Modal analysis of jointed concrete pavement systems on two-parameter elastic foundations by utilizing finite element approach
摘要
This study investigates the modal characteristics of jointed plain concrete pavement (JPCP) systems resting on a two-parameter Pasternak foundation. The work addresses gaps in understanding the influence of joint stiffness and subgrade shear coupling on pavement vibration behaviour. A novel two-dimensional finite element framework is developed by incorporating discrete stiffness modelling of dowel and tie bars to realistically simulate inter-slab load transfer. The Pasternak foundation formulation accounts for both vertical stiffness and shear interaction within the subgrade, enabling improved representation of soil–structure interaction.
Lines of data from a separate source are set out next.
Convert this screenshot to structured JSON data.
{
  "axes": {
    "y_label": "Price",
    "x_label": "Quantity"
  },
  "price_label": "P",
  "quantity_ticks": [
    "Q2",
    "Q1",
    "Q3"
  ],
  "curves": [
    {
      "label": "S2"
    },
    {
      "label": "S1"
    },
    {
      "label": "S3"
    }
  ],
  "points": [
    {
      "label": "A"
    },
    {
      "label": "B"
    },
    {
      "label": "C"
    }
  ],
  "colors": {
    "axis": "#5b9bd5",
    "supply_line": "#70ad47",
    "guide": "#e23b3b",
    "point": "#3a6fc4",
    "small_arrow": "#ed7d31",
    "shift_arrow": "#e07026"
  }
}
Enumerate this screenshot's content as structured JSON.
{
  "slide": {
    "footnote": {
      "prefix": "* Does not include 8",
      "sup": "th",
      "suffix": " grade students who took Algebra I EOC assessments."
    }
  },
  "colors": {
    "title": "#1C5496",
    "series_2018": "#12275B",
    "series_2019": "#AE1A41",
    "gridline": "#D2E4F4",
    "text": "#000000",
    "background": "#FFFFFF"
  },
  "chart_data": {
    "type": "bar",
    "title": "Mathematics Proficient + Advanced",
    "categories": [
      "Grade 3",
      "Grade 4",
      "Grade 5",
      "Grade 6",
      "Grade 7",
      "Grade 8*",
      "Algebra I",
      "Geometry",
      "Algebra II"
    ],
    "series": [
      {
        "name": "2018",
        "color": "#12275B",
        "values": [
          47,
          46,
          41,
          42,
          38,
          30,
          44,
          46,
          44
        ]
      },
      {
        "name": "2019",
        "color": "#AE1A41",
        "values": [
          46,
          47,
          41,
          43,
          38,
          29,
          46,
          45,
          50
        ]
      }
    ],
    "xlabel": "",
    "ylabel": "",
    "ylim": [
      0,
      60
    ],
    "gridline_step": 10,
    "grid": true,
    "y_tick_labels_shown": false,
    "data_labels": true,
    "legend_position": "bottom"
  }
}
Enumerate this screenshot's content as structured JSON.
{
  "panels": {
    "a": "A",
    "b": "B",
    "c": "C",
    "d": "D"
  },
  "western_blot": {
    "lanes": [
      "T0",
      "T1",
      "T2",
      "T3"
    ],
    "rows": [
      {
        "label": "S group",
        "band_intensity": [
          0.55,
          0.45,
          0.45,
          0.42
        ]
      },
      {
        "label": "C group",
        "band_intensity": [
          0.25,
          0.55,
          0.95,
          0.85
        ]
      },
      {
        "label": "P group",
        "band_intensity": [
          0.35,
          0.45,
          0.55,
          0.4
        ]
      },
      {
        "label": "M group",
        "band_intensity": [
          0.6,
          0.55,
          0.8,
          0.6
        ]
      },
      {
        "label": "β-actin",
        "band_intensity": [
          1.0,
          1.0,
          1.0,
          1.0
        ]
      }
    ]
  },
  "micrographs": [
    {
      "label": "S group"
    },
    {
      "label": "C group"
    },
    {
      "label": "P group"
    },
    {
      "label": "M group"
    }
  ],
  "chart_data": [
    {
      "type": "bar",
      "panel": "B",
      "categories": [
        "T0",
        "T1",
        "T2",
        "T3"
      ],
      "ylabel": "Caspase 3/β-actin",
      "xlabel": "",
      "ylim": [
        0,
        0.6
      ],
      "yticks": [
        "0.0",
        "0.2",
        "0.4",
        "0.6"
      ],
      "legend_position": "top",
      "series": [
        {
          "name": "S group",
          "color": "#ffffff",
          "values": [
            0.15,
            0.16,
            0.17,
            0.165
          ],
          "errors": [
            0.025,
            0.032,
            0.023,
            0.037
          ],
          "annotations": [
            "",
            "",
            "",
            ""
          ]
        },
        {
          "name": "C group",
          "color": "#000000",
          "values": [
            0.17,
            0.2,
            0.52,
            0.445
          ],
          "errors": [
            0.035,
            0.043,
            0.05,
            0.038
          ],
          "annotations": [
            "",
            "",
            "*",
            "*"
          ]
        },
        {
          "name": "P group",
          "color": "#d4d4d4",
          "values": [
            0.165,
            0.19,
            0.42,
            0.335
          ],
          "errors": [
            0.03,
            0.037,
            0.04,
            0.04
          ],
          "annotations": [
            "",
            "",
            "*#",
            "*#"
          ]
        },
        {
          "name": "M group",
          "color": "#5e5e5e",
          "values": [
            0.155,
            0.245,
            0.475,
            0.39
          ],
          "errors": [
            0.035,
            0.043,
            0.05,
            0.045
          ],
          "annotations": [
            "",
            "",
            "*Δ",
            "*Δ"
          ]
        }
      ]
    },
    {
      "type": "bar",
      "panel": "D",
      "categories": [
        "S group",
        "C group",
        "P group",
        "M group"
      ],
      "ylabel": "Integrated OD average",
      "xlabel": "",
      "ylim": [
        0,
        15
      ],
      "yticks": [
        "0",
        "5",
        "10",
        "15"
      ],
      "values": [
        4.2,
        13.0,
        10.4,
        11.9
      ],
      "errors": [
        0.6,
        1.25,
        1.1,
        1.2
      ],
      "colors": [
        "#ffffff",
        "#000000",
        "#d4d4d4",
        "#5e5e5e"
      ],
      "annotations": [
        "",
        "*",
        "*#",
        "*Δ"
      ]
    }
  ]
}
The pavement slabs are modelled using Mindlin–Reissner plate theory with six degrees of freedom per node, allowing accurate capture of bending, shear, and rotational effects. Model accuracy is verified through mesh convergence analysis and validation against established analytical benchmarks. The numerical results identify three distinct vibration regimes. Low-frequency modes (< 1 Hz) are governed primarily by foundation properties. Intermediate bending-dominated modes (12–42 Hz) show a reduction of up to 37.9% in natural frequency as slab thickness increases from 150 to 400 mm. High-frequency modes (44–52 Hz) are strongly influenced by joint flexibility and subgrade shear stiffness, with frequency reductions of 12–18% observed under decreased joint stiffness. The results indicate that the 40–50 Hz frequency range is particularly sensitive to slab thickness, joint properties, and foundation shear coupling. The proposed framework provides a validated computational tool for evaluating resonance susceptibility and optimizing the dynamic performance of JPCP systems under aircraft-induced loading.